Dalam sekejap mata, puluhan ribu Ubur-ubur Hantu telah tersapu; bahkan sudah terlambat bagi mereka untuk mengeluarkan jeritan sejenak sebelum mereka tersengat listrik oleh petir.
Dan beberapa ribu Ubur-ubur Hantu yang selamat di cincin terluar mengeluarkan jeritan melengking dan mengerikan sebelum mereka melarikan diri menuju lubang cacing untuk menyelamatkan nyawa mereka, mencoba kabur ke Sektor Iblis Darah. Namun, dalam beberapa detik, petir menyambar dan menyetrum mereka, menyebabkan mereka hangus hingga menjadi sisa-sisa hangus seukuran kepalan tangan yang kemudian hancur berkeping-keping oleh hembusan angin—melayang di udara, mereka akan selamanya tetap berada di Gurun Sektor Asal Surga!
Wajah semua orang berubah menjadi biru ketika badai petir menerangi seluruh langit, menyebabkan semua rambut mereka berdiri tegak.

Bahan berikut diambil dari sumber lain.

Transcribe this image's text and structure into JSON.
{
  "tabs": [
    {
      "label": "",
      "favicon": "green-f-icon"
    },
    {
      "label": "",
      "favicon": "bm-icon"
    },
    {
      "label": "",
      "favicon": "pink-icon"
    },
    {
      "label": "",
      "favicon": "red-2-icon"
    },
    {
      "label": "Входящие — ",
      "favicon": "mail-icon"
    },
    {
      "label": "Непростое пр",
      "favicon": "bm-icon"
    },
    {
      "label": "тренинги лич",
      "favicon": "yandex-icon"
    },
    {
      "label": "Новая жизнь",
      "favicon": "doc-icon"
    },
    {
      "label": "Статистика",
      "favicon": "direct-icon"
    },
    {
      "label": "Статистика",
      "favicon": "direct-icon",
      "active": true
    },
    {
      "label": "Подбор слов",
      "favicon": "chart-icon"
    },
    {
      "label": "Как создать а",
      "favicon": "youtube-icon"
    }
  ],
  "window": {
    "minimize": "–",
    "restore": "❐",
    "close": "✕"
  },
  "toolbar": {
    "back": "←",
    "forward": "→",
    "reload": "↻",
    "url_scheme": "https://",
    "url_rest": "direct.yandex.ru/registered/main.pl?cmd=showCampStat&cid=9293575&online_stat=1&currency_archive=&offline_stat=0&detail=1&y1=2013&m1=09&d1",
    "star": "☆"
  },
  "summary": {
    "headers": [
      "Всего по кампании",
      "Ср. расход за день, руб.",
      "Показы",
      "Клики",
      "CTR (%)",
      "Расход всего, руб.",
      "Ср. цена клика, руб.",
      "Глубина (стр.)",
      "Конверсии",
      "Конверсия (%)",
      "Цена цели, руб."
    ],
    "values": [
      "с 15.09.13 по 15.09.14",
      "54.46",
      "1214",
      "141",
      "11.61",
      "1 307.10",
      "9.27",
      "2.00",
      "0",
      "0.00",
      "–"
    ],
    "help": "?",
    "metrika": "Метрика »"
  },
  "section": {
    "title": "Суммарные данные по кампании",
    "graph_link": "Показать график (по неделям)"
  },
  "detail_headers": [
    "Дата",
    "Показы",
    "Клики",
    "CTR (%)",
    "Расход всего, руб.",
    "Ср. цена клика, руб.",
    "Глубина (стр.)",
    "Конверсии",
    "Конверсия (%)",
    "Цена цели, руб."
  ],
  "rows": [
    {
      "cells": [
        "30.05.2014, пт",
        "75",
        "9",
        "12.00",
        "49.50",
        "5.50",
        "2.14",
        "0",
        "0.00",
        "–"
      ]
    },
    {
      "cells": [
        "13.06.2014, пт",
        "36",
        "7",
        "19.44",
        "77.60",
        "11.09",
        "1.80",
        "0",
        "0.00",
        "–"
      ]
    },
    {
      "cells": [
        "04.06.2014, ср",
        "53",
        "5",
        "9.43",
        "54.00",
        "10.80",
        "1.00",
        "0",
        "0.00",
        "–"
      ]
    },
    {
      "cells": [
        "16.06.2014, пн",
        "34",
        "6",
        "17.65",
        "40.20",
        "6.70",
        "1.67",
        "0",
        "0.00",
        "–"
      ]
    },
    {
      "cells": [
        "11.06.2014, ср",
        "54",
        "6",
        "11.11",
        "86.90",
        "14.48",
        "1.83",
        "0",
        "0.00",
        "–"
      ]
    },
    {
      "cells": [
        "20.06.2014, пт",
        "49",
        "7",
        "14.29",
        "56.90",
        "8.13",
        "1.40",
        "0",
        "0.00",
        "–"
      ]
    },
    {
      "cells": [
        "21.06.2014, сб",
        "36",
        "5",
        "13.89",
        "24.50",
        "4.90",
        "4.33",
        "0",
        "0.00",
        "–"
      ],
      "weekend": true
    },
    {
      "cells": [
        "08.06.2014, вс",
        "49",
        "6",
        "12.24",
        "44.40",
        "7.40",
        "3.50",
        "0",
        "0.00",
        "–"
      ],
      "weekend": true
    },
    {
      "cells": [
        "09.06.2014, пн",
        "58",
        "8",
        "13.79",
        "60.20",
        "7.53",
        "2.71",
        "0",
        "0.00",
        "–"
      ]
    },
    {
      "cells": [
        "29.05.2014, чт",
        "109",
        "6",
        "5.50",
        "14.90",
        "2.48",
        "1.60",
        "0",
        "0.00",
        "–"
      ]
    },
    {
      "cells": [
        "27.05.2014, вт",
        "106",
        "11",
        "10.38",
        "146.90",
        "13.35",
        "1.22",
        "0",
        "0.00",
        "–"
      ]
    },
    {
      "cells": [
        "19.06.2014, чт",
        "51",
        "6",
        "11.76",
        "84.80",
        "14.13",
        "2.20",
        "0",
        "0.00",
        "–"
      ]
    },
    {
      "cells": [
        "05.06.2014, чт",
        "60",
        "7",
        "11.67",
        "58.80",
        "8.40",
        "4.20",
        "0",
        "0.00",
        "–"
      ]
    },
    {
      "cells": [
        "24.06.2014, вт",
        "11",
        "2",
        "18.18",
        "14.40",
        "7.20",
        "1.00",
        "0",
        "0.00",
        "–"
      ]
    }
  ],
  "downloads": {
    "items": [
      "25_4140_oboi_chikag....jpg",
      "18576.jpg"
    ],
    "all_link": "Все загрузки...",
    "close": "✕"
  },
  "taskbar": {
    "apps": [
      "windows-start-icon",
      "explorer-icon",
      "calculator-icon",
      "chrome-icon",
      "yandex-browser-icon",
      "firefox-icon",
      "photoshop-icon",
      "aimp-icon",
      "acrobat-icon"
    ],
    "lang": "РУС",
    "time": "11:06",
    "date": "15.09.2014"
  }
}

Semua orang merasa lemas dan mati rasa; seolah-olah listrik mengalir melalui tubuh mereka. Banyak orang mengalami kuku jari mereka langsung retak, dan mereka bahkan bisa merasakan rasa asam dan pahit di bawah lidah mereka[1].
Badai petir berlangsung selama 10 detik penuh sebelum berangsur-angsur mereda. Awan gelap telah tersapu, meninggalkan langit malam biru gelap dan menampakkan bintang-bintang yang berkel twinkling. Angin kencang dan hujan deras kini juga digantikan oleh angin sepoi-sepoi dan gerimis ringan.
Badai petir telah sepenuhnya melepaskan energi spiritual petir yang telah terakumulasi sejak lama di Zona Badai Petir, sehingga energi spiritual yang tersisa tidak cukup untuk mempertahankan Zona Badai Petir. Tak lama kemudian, semua orang menyambut bulan yang terang, bintang-bintang yang berkelap-kelip, dan perjalanan tenang yang menanti.
Di dalam hati Li Yao, perasaan terkejut yang luar biasa tiba-tiba muncul.
“Petir yang tertarik itu memusnahkan segala sesuatu yang ada di jalurnya—kekuatan alam terlalu dahsyat, terlalu ganas!”
“Bahkan wabah monster skala besar seperti itu pun dimusnahkan dalam sekejap mata. Puluhan ribu monster iblis terbunuh dan menjadi abu, tidak meninggalkan apa pun, bahkan setitik pun.”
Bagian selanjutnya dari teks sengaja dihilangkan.